Several other MSPs and councillors, primarily from Edinburgh and the surrounding area, attended the event.

=== 2015 event ===
The fourth event was held on Saturday 25 April 2015. Transport Minister Derek Mackay attended, along with representatives of all the main political parties.

Speeches were again held outside the Parliament, following a minute's silence for those who had been killed on the roads.
- Briana Pegado, President of the Edinburgh University Students' Association
- Emilia Hanna, Friends of the Earth
- Derek Mackay MSP, Minister for Transport and Islands, announced "record breaking" funding for cycling in 2015/16
- Cameron Buchanan MSP, Conservative
- Sarah Boyack MSP, Labour
- Alison Johnstone MSP, Green
- Bruce Whitehead, Left Unity candidate

==== Pedal on Marischal, Aberdeen ====

A simultaneous ride was held in Aberdeen, from Hazlehead Park to Marischal College, to increase the profile of cycling in the city. Around 150 people gathered at the headquarters of Aberdeen City Council and were met by councilors from several political parties.

=== 2016 event ===
A fifth mass ride was held on 23 April 2016, during the run-up to the Scottish parliamentary elections, with a main ride in Edinburgh and a simultaneous ride in Aberdeen. The Edinburgh ride was attended by the leaders of three political parties: Kezia Dugdale, Willie Rennie and Patrick Harvie. It was the second year that Derek Mackay, Scotland's Minister for Transport, had taken part.

=== 2017 events ===
In 2017, rides were held over two days, with events in Edinburgh, Aberdeen and Glasgow being initially announced. A ride in Inverness was announced later.

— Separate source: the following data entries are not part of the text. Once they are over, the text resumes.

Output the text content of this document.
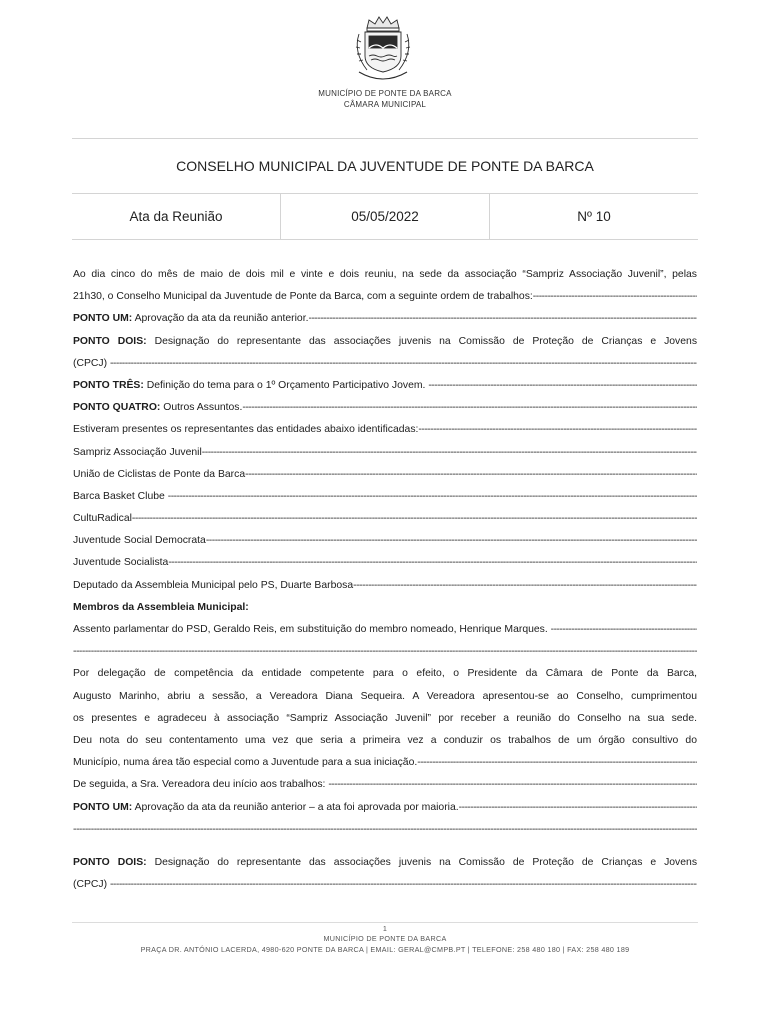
MUNICÍPIO DE PONTE DA BARCA
CÂMARA MUNICIPAL
CONSELHO MUNICIPAL DA JUVENTUDE DE PONTE DA BARCA
Ata da Reunião	05/05/2022	Nº 10
Ao dia cinco do mês de maio de dois mil e vinte e dois reuniu, na sede da associação “Sampriz Associação Juvenil”, pelas
21h30, o Conselho Municipal da Juventude de Ponte da Barca, com a seguinte ordem de trabalhos: -----
PONTO UM: Aprovação da ata da reunião anterior. -----
PONTO DOIS: Designação do representante das associações juvenis na Comissão de Proteção de Crianças e Jovens
(CPCJ) -----
PONTO TRÊS: Definição do tema para o 1º Orçamento Participativo Jovem. -----
PONTO QUATRO: Outros Assuntos. -----
Estiveram presentes os representantes das entidades abaixo identificadas: -----
Sampriz Associação Juvenil -----
União de Ciclistas de Ponte da Barca -----
Barca Basket Clube -----
CultuRadical -----
Juventude Social Democrata -----
Juventude Socialista -----
Deputado da Assembleia Municipal pelo PS, Duarte Barbosa -----
Membros da Assembleia Municipal:
Assento parlamentar do PSD, Geraldo Reis, em substituição do membro nomeado, Henrique Marques. -----
-----
Por delegação de competência da entidade competente para o efeito, o Presidente da Câmara de Ponte da Barca,
Augusto Marinho, abriu a sessão, a Vereadora Diana Sequeira. A Vereadora apresentou-se ao Conselho, cumprimentou
os presentes e agradeceu à associação “Sampriz Associação Juvenil” por receber a reunião do Conselho na sua sede.
Deu nota do seu contentamento uma vez que seria a primeira vez a conduzir os trabalhos de um órgão consultivo do
Município, numa área tão especial como a Juventude para a sua iniciação. -----
De seguida, a Sra. Vereadora deu início aos trabalhos: -----
PONTO UM: Aprovação da ata da reunião anterior – a ata foi aprovada por maioria. -----
-----
PONTO DOIS: Designação do representante das associações juvenis na Comissão de Proteção de Crianças e Jovens
(CPCJ) -----
1
MUNICÍPIO DE PONTE DA BARCA
PRAÇA DR. ANTÓNIO LACERDA, 4980-620 PONTE DA BARCA | EMAIL: GERAL@CMPB.PT | TELEFONE: 258 480 180 | FAX: 258 480 189
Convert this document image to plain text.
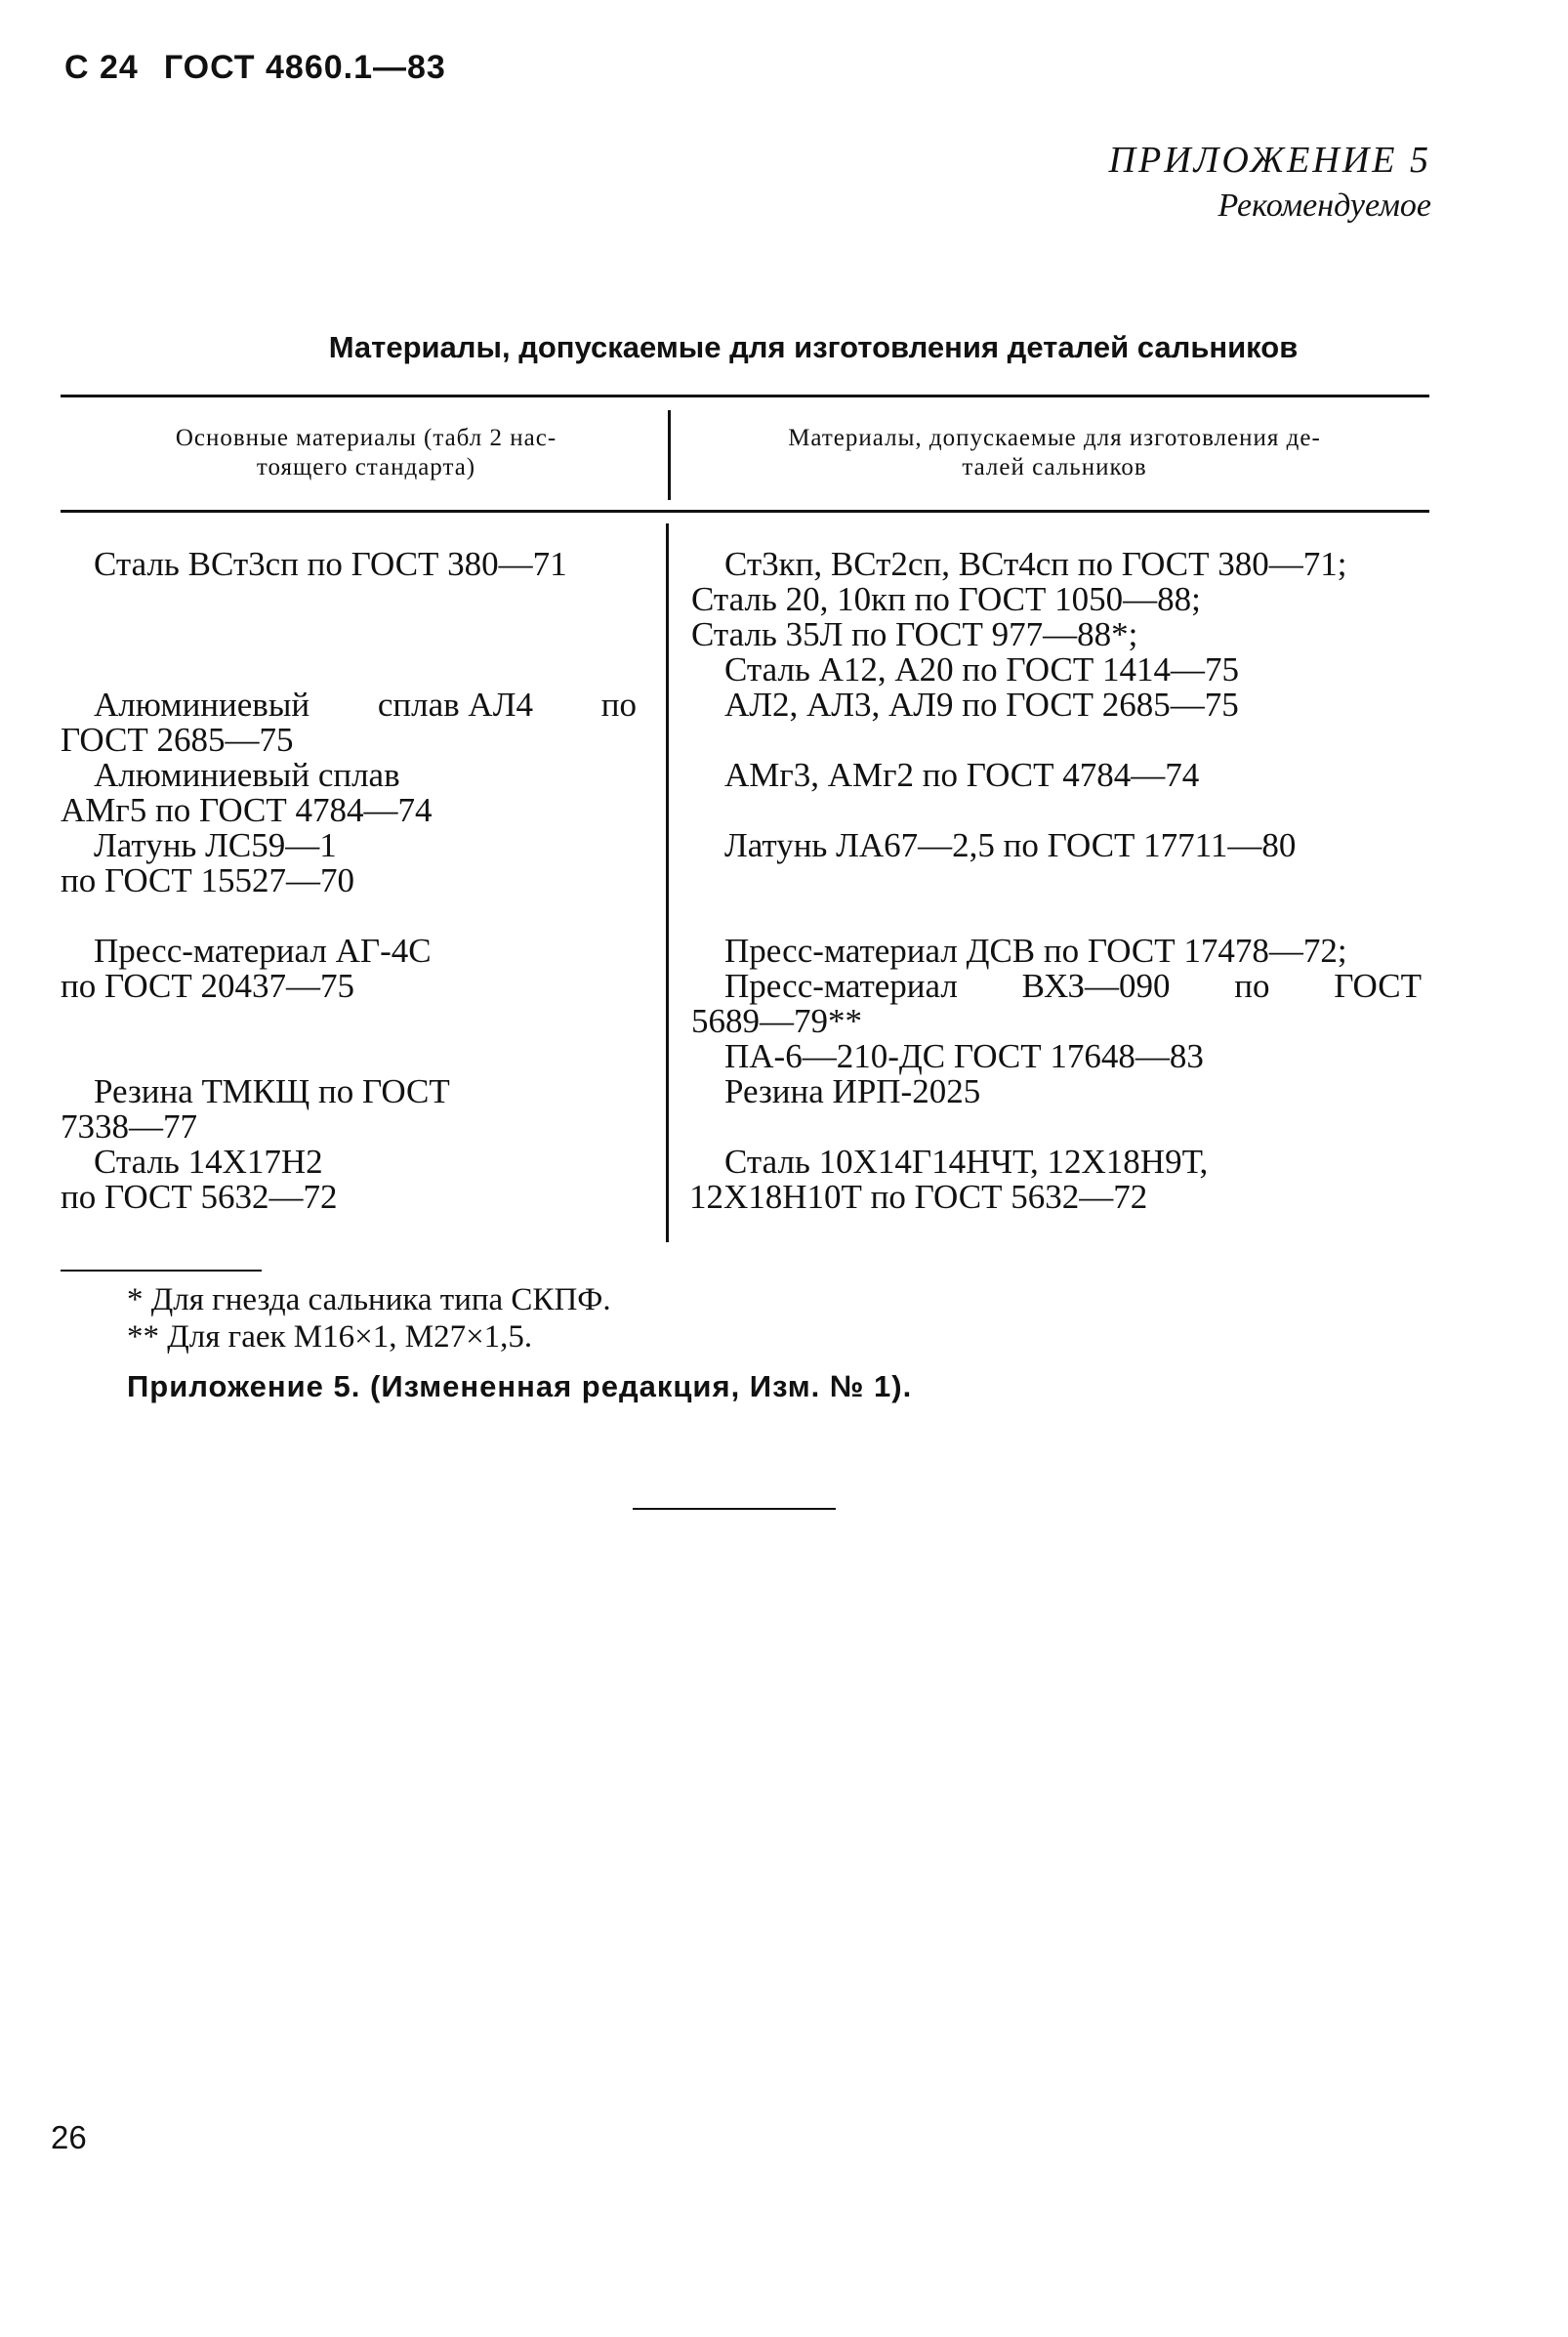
С 24 ГОСТ 4860.1—83
ПРИЛОЖЕНИЕ 5
Рекомендуемое
Материалы, допускаемые для изготовления деталей сальников
Основные материалы (табл 2 нас-
тоящего стандарта)
Материалы, допускаемые для изготовления де-
талей сальников
Сталь ВСт3сп по ГОСТ 380—71
Алюминиевый сплав АЛ4 по
ГОСТ 2685—75
Алюминиевый сплав
АМг5 по ГОСТ 4784—74
Латунь ЛС59—1
по ГОСТ 15527—70
Пресс-материал АГ-4С
по ГОСТ 20437—75
Резина ТМКЩ по ГОСТ
7338—77
Сталь 14Х17Н2
по ГОСТ 5632—72
Ст3кп, ВСт2сп, ВСт4сп по ГОСТ 380—71;
Сталь 20, 10кп по ГОСТ 1050—88;
Сталь 35Л по ГОСТ 977—88*;
Сталь А12, А20 по ГОСТ 1414—75
АЛ2, АЛ3, АЛ9 по ГОСТ 2685—75
АМг3, АМг2 по ГОСТ 4784—74
Латунь ЛА67—2,5 по ГОСТ 17711—80
Пресс-материал ДСВ по ГОСТ 17478—72;
Пресс-материал ВХЗ—090 по ГОСТ
5689—79**
ПА-6—210-ДС ГОСТ 17648—83
Резина ИРП-2025
Сталь 10Х14Г14НЧТ, 12Х18Н9Т,
12Х18Н10Т по ГОСТ 5632—72
* Для гнезда сальника типа СКПФ.
** Для гаек М16×1, М27×1,5.
Приложение 5. (Измененная редакция, Изм. № 1).
26
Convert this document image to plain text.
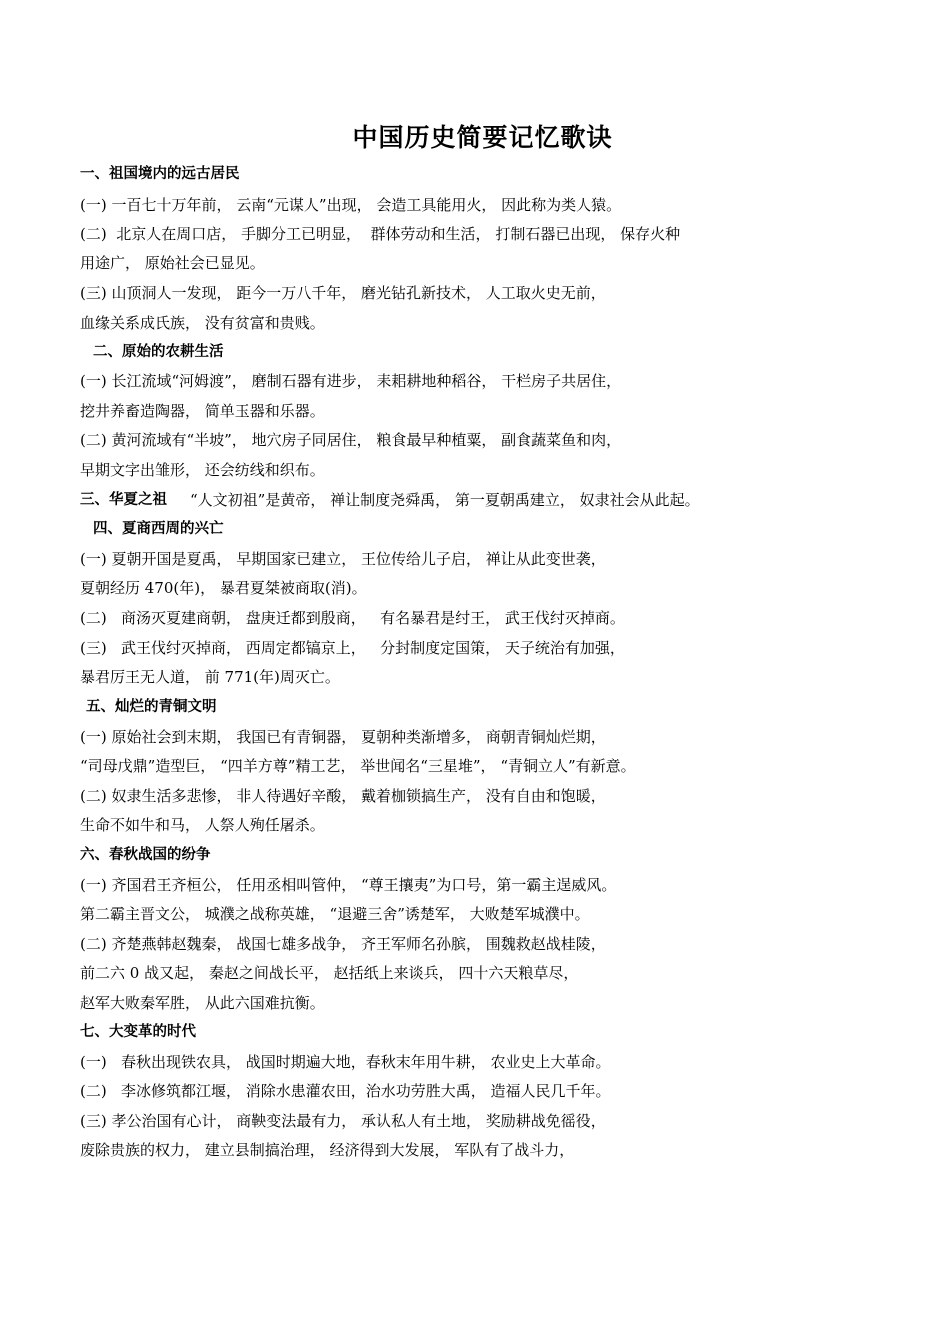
中国历史简要记忆歌诀
一、祖国境内的远古居民
(一) 一百七十万年前， 云南“元谋人”出现， 会造工具能用火， 因此称为类人猿。
(二)  北京人在周口店， 手脚分工已明显，  群体劳动和生活， 打制石器已出现， 保存火种
用途广， 原始社会已显见。
(三) 山顶洞人一发现， 距今一万八千年， 磨光钻孔新技术， 人工取火史无前，
血缘关系成氏族， 没有贫富和贵贱。
二、原始的农耕生活
(一) 长江流域“河姆渡”， 磨制石器有进步， 耒耜耕地种稻谷， 干栏房子共居住，
挖井养畜造陶器， 简单玉器和乐器。
(二) 黄河流域有“半坡”， 地穴房子同居住， 粮食最早种植粟， 副食蔬菜鱼和肉，
早期文字出雏形， 还会纺线和织布。
三、华夏之祖 “人文初祖”是黄帝， 禅让制度尧舜禹， 第一夏朝禹建立， 奴隶社会从此起。
四、夏商西周的兴亡
(一) 夏朝开国是夏禹， 早期国家已建立， 王位传给儿子启， 禅让从此变世袭，
夏朝经历 470(年)， 暴君夏桀被商取(消)。
(二)   商汤灭夏建商朝， 盘庚迁都到殷商，   有名暴君是纣王， 武王伐纣灭掉商。
(三)   武王伐纣灭掉商， 西周定都镐京上，   分封制度定国策， 天子统治有加强，
暴君厉王无人道， 前 771(年)周灭亡。
五、灿烂的青铜文明
(一) 原始社会到末期， 我国已有青铜器， 夏朝种类渐增多， 商朝青铜灿烂期，
“司母戊鼎”造型巨， “四羊方尊”精工艺， 举世闻名“三星堆”， “青铜立人”有新意。
(二) 奴隶生活多悲惨， 非人待遇好辛酸， 戴着枷锁搞生产， 没有自由和饱暖，
生命不如牛和马， 人祭人殉任屠杀。
六、春秋战国的纷争
(一) 齐国君王齐桓公， 任用丞相叫管仲， “尊王攘夷”为口号，第一霸主逞威风。
第二霸主晋文公， 城濮之战称英雄， “退避三舍”诱楚军， 大败楚军城濮中。
(二) 齐楚燕韩赵魏秦， 战国七雄多战争， 齐王军师名孙膑， 围魏救赵战桂陵，
前二六 0 战又起， 秦赵之间战长平， 赵括纸上来谈兵， 四十六天粮草尽，
赵军大败秦军胜， 从此六国难抗衡。
七、大变革的时代
(一)   春秋出现铁农具， 战国时期遍大地，春秋末年用牛耕， 农业史上大革命。
(二)   李冰修筑都江堰， 消除水患灌农田，治水功劳胜大禹， 造福人民几千年。
(三) 孝公治国有心计， 商鞅变法最有力， 承认私人有土地， 奖励耕战免徭役，
废除贵族的权力， 建立县制搞治理， 经济得到大发展， 军队有了战斗力，
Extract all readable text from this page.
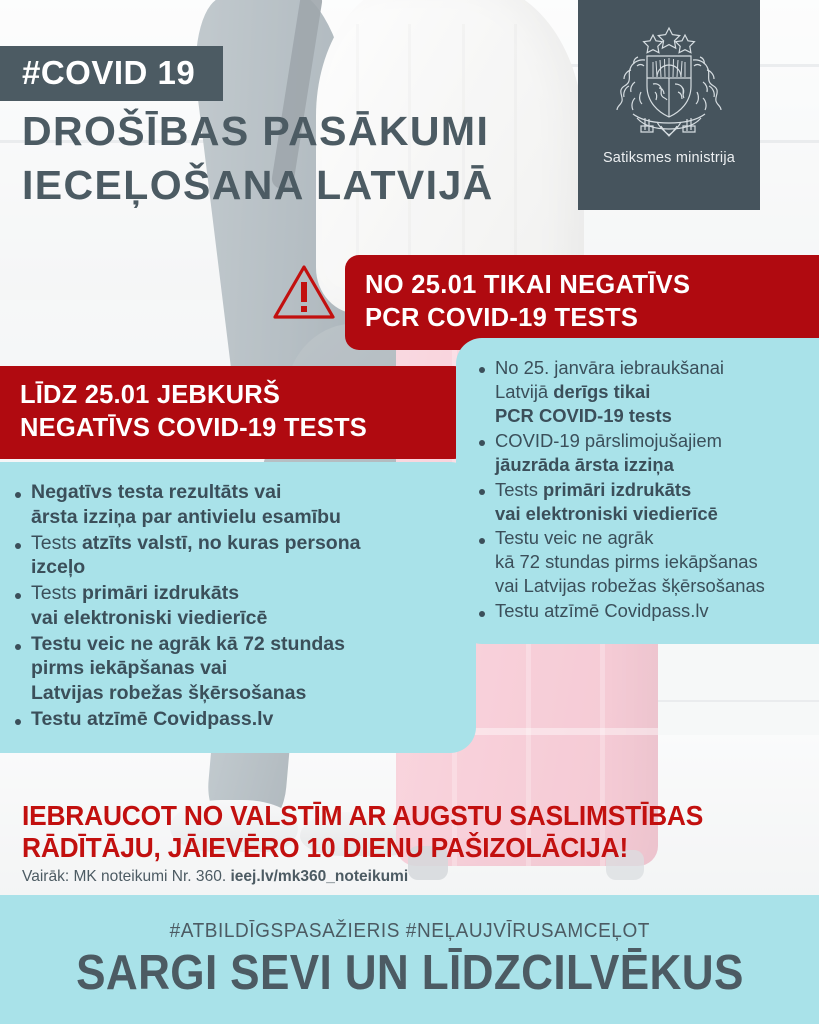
#COVID 19
DROŠĪBAS PASĀKUMI
IECEĻOŠANA LATVIJĀ
Satiksmes ministrija
NO 25.01 TIKAI NEGATĪVS
PCR COVID-19 TESTS
LĪDZ 25.01 JEBKURŠ
NEGATĪVS COVID-19 TESTS
Negatīvs testa rezultāts vai
ārsta izziņa par antivielu esamību
Tests atzīts valstī, no kuras persona
izceļo
Tests primāri izdrukāts
vai elektroniski viedierīcē
Testu veic ne agrāk kā 72 stundas
pirms iekāpšanas vai
Latvijas robežas šķērsošanas
Testu atzīmē Covidpass.lv
No 25. janvāra iebraukšanai
Latvijā derīgs tikai
PCR COVID-19 tests
COVID-19 pārslimojušajiem
jāuzrāda ārsta izziņa
Tests primāri izdrukāts
vai elektroniski viedierīcē
Testu veic ne agrāk
kā 72 stundas pirms iekāpšanas
vai Latvijas robežas šķērsošanas
Testu atzīmē Covidpass.lv
IEBRAUCOT NO VALSTĪM AR AUGSTU SASLIMSTĪBAS
RĀDĪTĀJU, JĀIEVĒRO 10 DIENU PAŠIZOLĀCIJA!
Vairāk: MK noteikumi Nr. 360. ieej.lv/mk360_noteikumi
#ATBILDĪGSPASAŽIERIS #NEĻAUJVĪRUSAMCEĻOT
SARGI SEVI UN LĪDZCILVĒKUS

In Aberdeen around 100 cyclists joined the ride, while around 120 people took part in the Inverness ride.

=== 2018 events ===
In 2018, the main ride in Edinburgh took place on 28 April, leaving from the Meadows at midday. A ride was held in Inverness on the same day. On the following day, a ride in Aberdeen went from Hazlehead Park to Union Street. A decision was made by the organizers not to hold a ride in Glasgow in 2018.

=== 2019 events ===
No main ride to the Scottish Parliament was planned for 2019. Instead, some twenty smaller-scale local events were organised for the weekend of 26 to 28 April. For the first time there was an event in Dundee. In Glasgow there was an event calling for a safe pedestrian crossing area at Victoria Park. An event at Bearsden was intended to raise pressure for the completion of the "Bears Way" cycle route.

=== 2021 events ===
In 2021 the theme was Light up Scotland, with cyclists being encouraged to undertake actions in the evening and light their bikes up, in particular highlighting the message, 'This machine fights Climate Change'. For the 2021 United Nations Climate Change Conference (COP26), a mass ride was organised as part of the COP Global Day of Action March in Glasgow on 6 November with the theme being Pedal on COP.

=== 2022 event ===
The 2022 ride took place Saturday 23 April. On this occasion the ride began at Chambers Street.

=== 2023 event ===
The 2023 ride took place on Saturday 22 April, again beginning from Chambers Street. A group of cyclists came from Glasgow, including friends of 22-year-old Emma Burke Newman, who was killed while cycling in Glasgow earlier that year. The benefits of the Blackford Safe Routes school bike bus was also highlighted by some of the children who cycle to school in it.

=== 2026 event ===
In January 2026, the organisers announced the event would return on Saturday 26 May, with a route from the Meadows to the Parliament on closed roads. More than a thousand cyclists from across Scotland participated.

A series of short speeches were given at the parliament from:

- Rose Marie Burke, mother of Emma Burke Newman who was killed while cycling in Glasgow in January 2023 by an HGV driver who encroached into the advance stop "bike box".
- Kate Campbell the SNP MSP for Edinburgh Eastern, Musselburgh and Tranent.
- Patrick Harvie, Scottish Greens MSP for Glasgow (region).
- Sanne Dijsktra-Downie, Liberal Democrat MSP for Edinburgh Northern.